There were 304 guns turned in Saturday at the Van Nuys site of Los Angeles’ anonymous gun buyback program and 140 at the South Los Angeles site, police said.
Los Angeles Police Department personnel assigned a value to the firearm depending on its condition. Owners received giftcards worth up to $100 for handguns, shotguns and rifles, and up to $200 for assault weapons.
The program is completely anonymous and gun owners were not asked any questions about their firearms. Mike Jones went to Volunteers of America Los Angeles and turned in a .22-caliber automatic that he bought at a pawn shop back in 1995.
“I didn’t want to just give it or sell it on the streets, so I figured this was the safest way to do it,” Jones told Spectrum News1.
LAPD Capt. Alex Baez, the commanding officer of the Newton Division in South Los Angeles, told Spectrum News1 the buyback program “is just another step in trying to get (guns) out of the wrong hands.”
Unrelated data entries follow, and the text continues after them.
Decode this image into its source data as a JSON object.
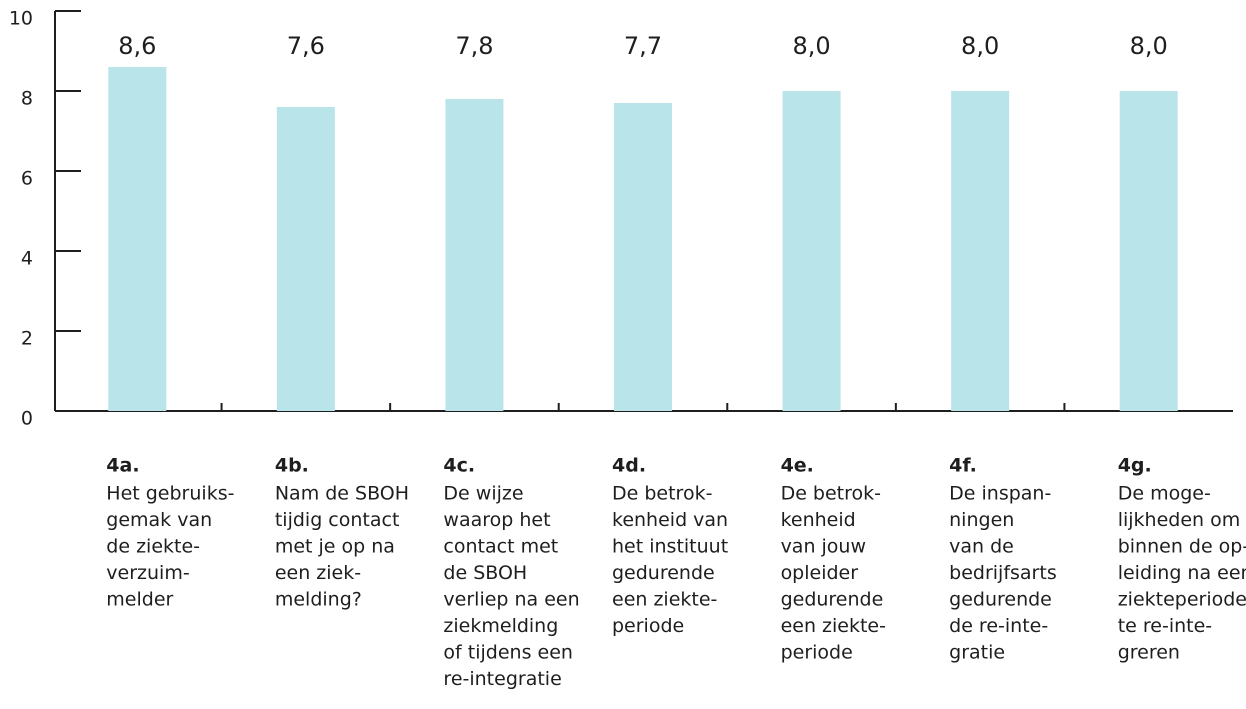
{
  "chart_data": {
    "type": "bar",
    "categories": [
      "4a.",
      "4b.",
      "4c.",
      "4d.",
      "4e.",
      "4f.",
      "4g."
    ],
    "descriptions": [
      [
        "Het gebruiks-",
        "gemak van",
        "de ziekte-",
        "verzuim-",
        "melder"
      ],
      [
        "Nam de SBOH",
        "tijdig contact",
        "met je op na",
        "een ziek-",
        "melding?"
      ],
      [
        "De wijze",
        "waarop het",
        "contact met",
        "de SBOH",
        "verliep na een",
        "ziekmelding",
        "of tijdens een",
        "re-integratie"
      ],
      [
        "De betrok-",
        "kenheid van",
        "het instituut",
        "gedurende",
        "een ziekte-",
        "periode"
      ],
      [
        "De betrok-",
        "kenheid",
        "van jouw",
        "opleider",
        "gedurende",
        "een ziekte-",
        "periode"
      ],
      [
        "De inspan-",
        "ningen",
        "van de",
        "bedrijfsarts",
        "gedurende",
        "de re-inte-",
        "gratie"
      ],
      [
        "De moge-",
        "lijkheden om",
        "binnen de op-",
        "leiding na een",
        "ziekteperiode",
        "te re-inte-",
        "greren"
      ]
    ],
    "values": [
      8.6,
      7.6,
      7.8,
      7.7,
      8.0,
      8.0,
      8.0
    ],
    "value_labels": [
      "8,6",
      "7,6",
      "7,8",
      "7,7",
      "8,0",
      "8,0",
      "8,0"
    ],
    "color": "#b8e4ea",
    "ylim": [
      0,
      10
    ],
    "yticks": [
      0,
      2,
      4,
      6,
      8,
      10
    ]
  }
}
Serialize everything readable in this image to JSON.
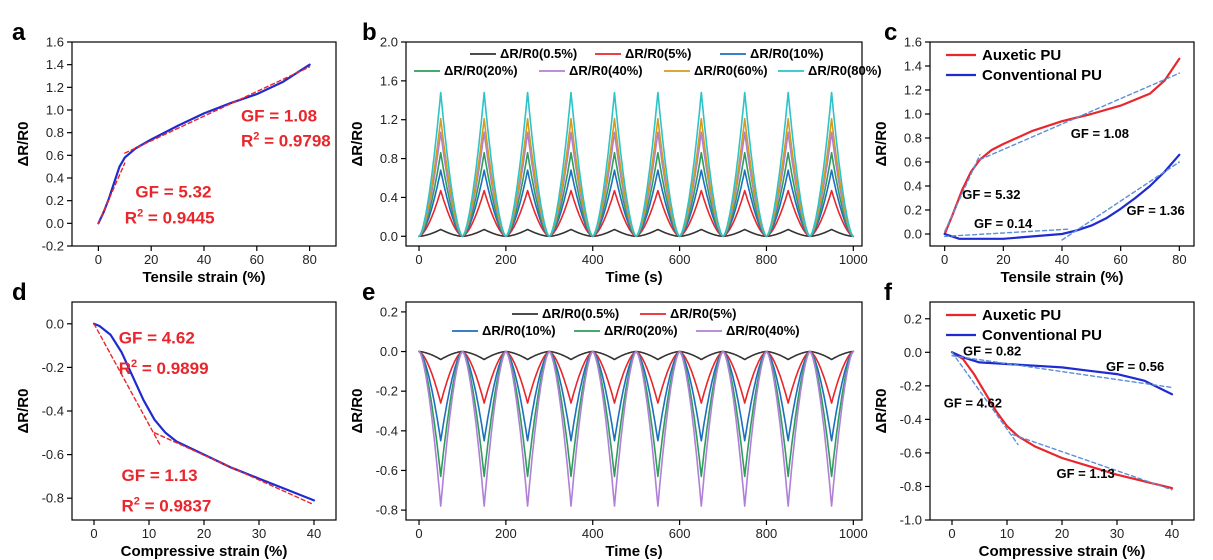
{
  "chart_data": [
    {
      "panel": "a",
      "type": "line",
      "xlabel": "Tensile strain (%)",
      "ylabel": "ΔR/R0",
      "xlim": [
        -10,
        90
      ],
      "ylim": [
        -0.2,
        1.6
      ],
      "xticks": [
        0,
        20,
        40,
        60,
        80
      ],
      "yticks": [
        -0.2,
        0.0,
        0.2,
        0.4,
        0.6,
        0.8,
        1.0,
        1.2,
        1.4,
        1.6
      ],
      "series": [
        {
          "color": "#1f2bd1",
          "x": [
            0,
            2,
            4,
            6,
            8,
            10,
            14,
            20,
            30,
            40,
            50,
            60,
            70,
            80
          ],
          "y": [
            0.0,
            0.1,
            0.22,
            0.36,
            0.5,
            0.58,
            0.66,
            0.74,
            0.86,
            0.97,
            1.06,
            1.14,
            1.25,
            1.4
          ]
        },
        {
          "style": "dashed",
          "color": "#e8262b",
          "x": [
            0,
            10
          ],
          "y": [
            0.0,
            0.532
          ]
        },
        {
          "style": "dashed",
          "color": "#e8262b",
          "x": [
            10,
            80
          ],
          "y": [
            0.62,
            1.38
          ]
        }
      ],
      "annotations": [
        {
          "text": "GF = 1.08",
          "x": 54,
          "y": 0.9
        },
        {
          "text": "R² = 0.9798",
          "x": 54,
          "y": 0.68
        },
        {
          "text": "GF = 5.32",
          "x": 14,
          "y": 0.23
        },
        {
          "text": "R² = 0.9445",
          "x": 10,
          "y": 0.0
        }
      ]
    },
    {
      "panel": "b",
      "type": "line",
      "xlabel": "Time (s)",
      "ylabel": "ΔR/R0",
      "xlim": [
        -30,
        1020
      ],
      "ylim": [
        -0.1,
        2.0
      ],
      "xticks": [
        0,
        200,
        400,
        600,
        800,
        1000
      ],
      "yticks": [
        0.0,
        0.4,
        0.8,
        1.2,
        1.6,
        2.0
      ],
      "period_s": 100,
      "peak_time_offset_s": 50,
      "series": [
        {
          "name": "ΔR/R0(0.5%)",
          "color": "#333333",
          "peak": 0.07
        },
        {
          "name": "ΔR/R0(5%)",
          "color": "#e8262b",
          "peak": 0.47
        },
        {
          "name": "ΔR/R0(10%)",
          "color": "#1c6fc0",
          "peak": 0.68
        },
        {
          "name": "ΔR/R0(20%)",
          "color": "#2e9e5a",
          "peak": 0.86
        },
        {
          "name": "ΔR/R0(40%)",
          "color": "#b07fd6",
          "peak": 1.07
        },
        {
          "name": "ΔR/R0(60%)",
          "color": "#d89a1e",
          "peak": 1.21
        },
        {
          "name": "ΔR/R0(80%)",
          "color": "#2cc3c9",
          "peak": 1.48
        }
      ]
    },
    {
      "panel": "c",
      "type": "line",
      "xlabel": "Tensile strain (%)",
      "ylabel": "ΔR/R0",
      "xlim": [
        -5,
        85
      ],
      "ylim": [
        -0.1,
        1.6
      ],
      "xticks": [
        0,
        20,
        40,
        60,
        80
      ],
      "yticks": [
        0.0,
        0.2,
        0.4,
        0.6,
        0.8,
        1.0,
        1.2,
        1.4,
        1.6
      ],
      "series": [
        {
          "name": "Auxetic PU",
          "color": "#e8262b",
          "x": [
            0,
            3,
            6,
            9,
            12,
            16,
            20,
            30,
            40,
            50,
            60,
            70,
            75,
            80
          ],
          "y": [
            0.0,
            0.18,
            0.37,
            0.52,
            0.62,
            0.7,
            0.75,
            0.86,
            0.94,
            1.0,
            1.07,
            1.17,
            1.28,
            1.46
          ]
        },
        {
          "name": "Conventional PU",
          "color": "#1f2bd1",
          "x": [
            0,
            5,
            10,
            20,
            30,
            40,
            45,
            50,
            55,
            60,
            65,
            70,
            75,
            80
          ],
          "y": [
            0.0,
            -0.04,
            -0.04,
            -0.04,
            -0.02,
            0.0,
            0.03,
            0.07,
            0.13,
            0.21,
            0.3,
            0.4,
            0.52,
            0.66
          ]
        },
        {
          "style": "dashed",
          "color": "#5b8fd9",
          "x": [
            0,
            12
          ],
          "y": [
            0.02,
            0.66
          ]
        },
        {
          "style": "dashed",
          "color": "#5b8fd9",
          "x": [
            12,
            80
          ],
          "y": [
            0.62,
            1.34
          ]
        },
        {
          "style": "dashed",
          "color": "#5b8fd9",
          "x": [
            0,
            42
          ],
          "y": [
            -0.02,
            0.04
          ]
        },
        {
          "style": "dashed",
          "color": "#5b8fd9",
          "x": [
            40,
            80
          ],
          "y": [
            -0.05,
            0.6
          ]
        }
      ],
      "annotations": [
        {
          "text": "GF = 1.08",
          "x": 43,
          "y": 0.8
        },
        {
          "text": "GF = 5.32",
          "x": 6,
          "y": 0.29
        },
        {
          "text": "GF = 0.14",
          "x": 10,
          "y": 0.05
        },
        {
          "text": "GF = 1.36",
          "x": 62,
          "y": 0.16
        }
      ]
    },
    {
      "panel": "d",
      "type": "line",
      "xlabel": "Compressive strain (%)",
      "ylabel": "ΔR/R0",
      "xlim": [
        -4,
        44
      ],
      "ylim": [
        -0.9,
        0.1
      ],
      "xticks": [
        0,
        10,
        20,
        30,
        40
      ],
      "yticks": [
        -0.8,
        -0.6,
        -0.4,
        -0.2,
        0.0
      ],
      "series": [
        {
          "color": "#1f2bd1",
          "x": [
            0,
            1,
            3,
            5,
            7,
            9,
            11,
            13,
            15,
            20,
            25,
            30,
            35,
            40
          ],
          "y": [
            0.0,
            -0.01,
            -0.05,
            -0.13,
            -0.24,
            -0.35,
            -0.44,
            -0.5,
            -0.54,
            -0.6,
            -0.66,
            -0.71,
            -0.76,
            -0.81
          ]
        },
        {
          "style": "dashed",
          "color": "#e8262b",
          "x": [
            0,
            12
          ],
          "y": [
            0.0,
            -0.555
          ]
        },
        {
          "style": "dashed",
          "color": "#e8262b",
          "x": [
            11,
            40
          ],
          "y": [
            -0.5,
            -0.83
          ]
        }
      ],
      "annotations": [
        {
          "text": "GF = 4.62",
          "x": 4.5,
          "y": -0.09
        },
        {
          "text": "R² = 0.9899",
          "x": 4.5,
          "y": -0.23
        },
        {
          "text": "GF = 1.13",
          "x": 5,
          "y": -0.72
        },
        {
          "text": "R² = 0.9837",
          "x": 5,
          "y": -0.86
        }
      ]
    },
    {
      "panel": "e",
      "type": "line",
      "xlabel": "Time (s)",
      "ylabel": "ΔR/R0",
      "xlim": [
        -30,
        1020
      ],
      "ylim": [
        -0.85,
        0.25
      ],
      "xticks": [
        0,
        200,
        400,
        600,
        800,
        1000
      ],
      "yticks": [
        -0.8,
        -0.6,
        -0.4,
        -0.2,
        0.0,
        0.2
      ],
      "period_s": 100,
      "peak_time_offset_s": 50,
      "series": [
        {
          "name": "ΔR/R0(0.5%)",
          "color": "#333333",
          "peak": -0.04
        },
        {
          "name": "ΔR/R0(5%)",
          "color": "#e8262b",
          "peak": -0.26
        },
        {
          "name": "ΔR/R0(10%)",
          "color": "#1c6fc0",
          "peak": -0.45
        },
        {
          "name": "ΔR/R0(20%)",
          "color": "#2e9e5a",
          "peak": -0.63
        },
        {
          "name": "ΔR/R0(40%)",
          "color": "#b07fd6",
          "peak": -0.78
        }
      ]
    },
    {
      "panel": "f",
      "type": "line",
      "xlabel": "Compressive strain (%)",
      "ylabel": "ΔR/R0",
      "xlim": [
        -4,
        44
      ],
      "ylim": [
        -1.0,
        0.3
      ],
      "xticks": [
        0,
        10,
        20,
        30,
        40
      ],
      "yticks": [
        -1.0,
        -0.8,
        -0.6,
        -0.4,
        -0.2,
        0.0,
        0.2
      ],
      "series": [
        {
          "name": "Auxetic PU",
          "color": "#e8262b",
          "x": [
            0,
            2,
            4,
            6,
            8,
            10,
            12,
            15,
            20,
            25,
            30,
            35,
            40
          ],
          "y": [
            0.0,
            -0.04,
            -0.13,
            -0.24,
            -0.35,
            -0.44,
            -0.5,
            -0.56,
            -0.63,
            -0.68,
            -0.73,
            -0.77,
            -0.81
          ]
        },
        {
          "name": "Conventional PU",
          "color": "#1f2bd1",
          "x": [
            0,
            2,
            5,
            10,
            15,
            20,
            25,
            30,
            35,
            40
          ],
          "y": [
            0.0,
            -0.03,
            -0.06,
            -0.07,
            -0.08,
            -0.09,
            -0.11,
            -0.13,
            -0.17,
            -0.25
          ]
        },
        {
          "style": "dashed",
          "color": "#5b8fd9",
          "x": [
            0,
            40
          ],
          "y": [
            -0.02,
            -0.21
          ]
        },
        {
          "style": "dashed",
          "color": "#5b8fd9",
          "x": [
            0,
            12
          ],
          "y": [
            0.0,
            -0.55
          ]
        },
        {
          "style": "dashed",
          "color": "#5b8fd9",
          "x": [
            11,
            40
          ],
          "y": [
            -0.49,
            -0.82
          ]
        }
      ],
      "annotations": [
        {
          "text": "GF = 0.82",
          "x": 2,
          "y": -0.02
        },
        {
          "text": "GF = 0.56",
          "x": 28,
          "y": -0.11
        },
        {
          "text": "GF = 4.62",
          "x": -1.5,
          "y": -0.33
        },
        {
          "text": "GF = 1.13",
          "x": 19,
          "y": -0.75
        }
      ]
    }
  ]
}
“Our statistics are really alarming,” Baez said. “When you look at the fact that this time last year, our officers had recovered about 60 firearms. We’re up to 160 already this year, and every single day it seems like we’re recovering two or three firearms at every stop.”
Guns could also be turned in from 8 a.m.-1 p.m. at the Van Nuys Masonic Building Association.
The effectiveness of gun buyback programs in reducing crime has been questioned by some critics.
A 2004 report by the National Academy of Sciences titled “Firearms and Violence: A Critical Review” found that “the theory underlying gun buyback programs is badly flawed, and the empirical evidence demonstrates the ineffectiveness of these programs.”
The report found that guns that are typically surrendered in buyback programs are those that are least likely to be used in criminal activities, such as guns that are old or malfunctioning.